Acquiring new customers is damn hard.
Sadly, SaaS growth is stuck in the previous decade.
You're chatting with marketers about your SaaS growth and you're getting the same answer every time: top-down, funnel-based activities... Pour more in. Get more out. Hopefully.
Top-down marketing approach makes your teams operate in silos — everyone trying to figure their shit out and working on goals they are biased about. Yet, on every quarterly meeting, you're seeing sales and marketing teams misaligned and dysfunctional.
For decades, this worked. But when you take a step back and look at how that growth curve grew over time, it feels linear.

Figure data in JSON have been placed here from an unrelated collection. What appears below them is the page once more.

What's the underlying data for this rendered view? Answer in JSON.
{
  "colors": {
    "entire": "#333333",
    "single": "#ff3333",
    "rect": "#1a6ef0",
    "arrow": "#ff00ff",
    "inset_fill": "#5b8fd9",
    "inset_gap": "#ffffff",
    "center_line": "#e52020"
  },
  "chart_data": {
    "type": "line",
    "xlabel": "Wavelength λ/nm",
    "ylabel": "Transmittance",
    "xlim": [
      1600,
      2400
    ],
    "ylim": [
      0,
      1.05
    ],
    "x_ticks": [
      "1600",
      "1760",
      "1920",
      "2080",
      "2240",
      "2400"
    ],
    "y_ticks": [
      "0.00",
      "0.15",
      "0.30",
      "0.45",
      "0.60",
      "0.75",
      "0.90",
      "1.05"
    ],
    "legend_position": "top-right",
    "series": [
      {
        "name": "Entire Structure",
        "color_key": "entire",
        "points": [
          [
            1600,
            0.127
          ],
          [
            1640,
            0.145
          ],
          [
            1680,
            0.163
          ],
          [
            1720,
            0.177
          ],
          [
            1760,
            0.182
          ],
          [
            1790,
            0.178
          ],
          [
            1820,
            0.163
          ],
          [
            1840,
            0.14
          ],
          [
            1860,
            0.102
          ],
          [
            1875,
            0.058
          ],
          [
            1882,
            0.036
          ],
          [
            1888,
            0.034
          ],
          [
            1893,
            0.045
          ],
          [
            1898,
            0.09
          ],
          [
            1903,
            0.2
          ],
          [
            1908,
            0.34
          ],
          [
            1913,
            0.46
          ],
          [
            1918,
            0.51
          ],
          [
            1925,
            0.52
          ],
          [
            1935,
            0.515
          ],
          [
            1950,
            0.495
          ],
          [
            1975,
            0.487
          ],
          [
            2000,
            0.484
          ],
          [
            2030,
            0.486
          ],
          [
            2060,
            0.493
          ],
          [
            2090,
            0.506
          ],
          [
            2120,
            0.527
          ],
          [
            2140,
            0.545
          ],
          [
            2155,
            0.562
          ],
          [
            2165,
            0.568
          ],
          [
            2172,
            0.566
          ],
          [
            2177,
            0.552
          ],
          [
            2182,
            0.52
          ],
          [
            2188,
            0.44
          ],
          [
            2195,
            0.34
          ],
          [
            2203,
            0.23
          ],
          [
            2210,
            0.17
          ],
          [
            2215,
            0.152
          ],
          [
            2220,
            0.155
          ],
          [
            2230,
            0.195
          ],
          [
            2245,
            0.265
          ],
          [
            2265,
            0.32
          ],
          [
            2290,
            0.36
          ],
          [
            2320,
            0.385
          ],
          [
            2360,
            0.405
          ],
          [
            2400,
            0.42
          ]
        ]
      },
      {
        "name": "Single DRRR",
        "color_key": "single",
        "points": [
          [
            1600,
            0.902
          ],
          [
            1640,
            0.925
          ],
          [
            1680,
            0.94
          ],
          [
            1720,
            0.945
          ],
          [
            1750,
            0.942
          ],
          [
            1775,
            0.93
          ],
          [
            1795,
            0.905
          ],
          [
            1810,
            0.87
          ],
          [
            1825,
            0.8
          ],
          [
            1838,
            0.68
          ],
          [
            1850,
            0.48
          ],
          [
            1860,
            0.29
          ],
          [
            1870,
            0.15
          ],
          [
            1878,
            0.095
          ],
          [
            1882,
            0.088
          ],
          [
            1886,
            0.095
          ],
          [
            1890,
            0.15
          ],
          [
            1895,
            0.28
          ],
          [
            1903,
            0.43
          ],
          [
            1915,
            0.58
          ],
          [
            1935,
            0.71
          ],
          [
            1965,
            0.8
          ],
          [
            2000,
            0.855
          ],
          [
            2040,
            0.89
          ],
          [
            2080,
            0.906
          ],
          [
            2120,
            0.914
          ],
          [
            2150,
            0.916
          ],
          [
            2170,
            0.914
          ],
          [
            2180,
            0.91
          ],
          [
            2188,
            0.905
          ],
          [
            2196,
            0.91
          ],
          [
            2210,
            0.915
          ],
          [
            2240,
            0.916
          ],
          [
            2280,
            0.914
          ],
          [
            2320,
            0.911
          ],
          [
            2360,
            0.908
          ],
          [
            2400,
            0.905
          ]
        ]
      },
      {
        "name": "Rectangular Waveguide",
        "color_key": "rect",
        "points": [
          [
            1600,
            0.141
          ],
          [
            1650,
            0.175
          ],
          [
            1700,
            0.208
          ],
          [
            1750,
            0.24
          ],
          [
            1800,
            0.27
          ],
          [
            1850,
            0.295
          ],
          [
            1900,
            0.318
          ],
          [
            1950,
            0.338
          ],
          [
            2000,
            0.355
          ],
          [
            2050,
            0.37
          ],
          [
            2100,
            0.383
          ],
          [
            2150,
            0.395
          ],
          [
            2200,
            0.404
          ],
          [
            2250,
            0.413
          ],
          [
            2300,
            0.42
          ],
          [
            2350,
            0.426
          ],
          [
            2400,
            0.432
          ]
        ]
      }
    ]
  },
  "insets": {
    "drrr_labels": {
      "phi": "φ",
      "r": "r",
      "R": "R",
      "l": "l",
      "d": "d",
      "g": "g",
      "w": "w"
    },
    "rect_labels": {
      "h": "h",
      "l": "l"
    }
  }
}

97% of marketers still praise the top-down approach. Me and the 3-percenters praise embedding marketing into the product and using product as the biggest growth lever.
The mantra is simple: acquire users by showing them where they are and where they can be, handhold and guide them to feel the promised value within the first hour, build trust by showing them that it actually works, utilize product usage, company, and intent signals to know when is the right time to ask them for more money, and shape your business with them so they feel a sense of ownership and rave about you in every occasion.
This approach allowed me to acquire more than 250k users and $3M in revenue for bootstrapped EdTech and B2B & B2C SaaS, DevTools, and Marketplaces backed by angels and VCs like Accel, Salesforce Ventures, Sequoia's Surge, CRV, and more.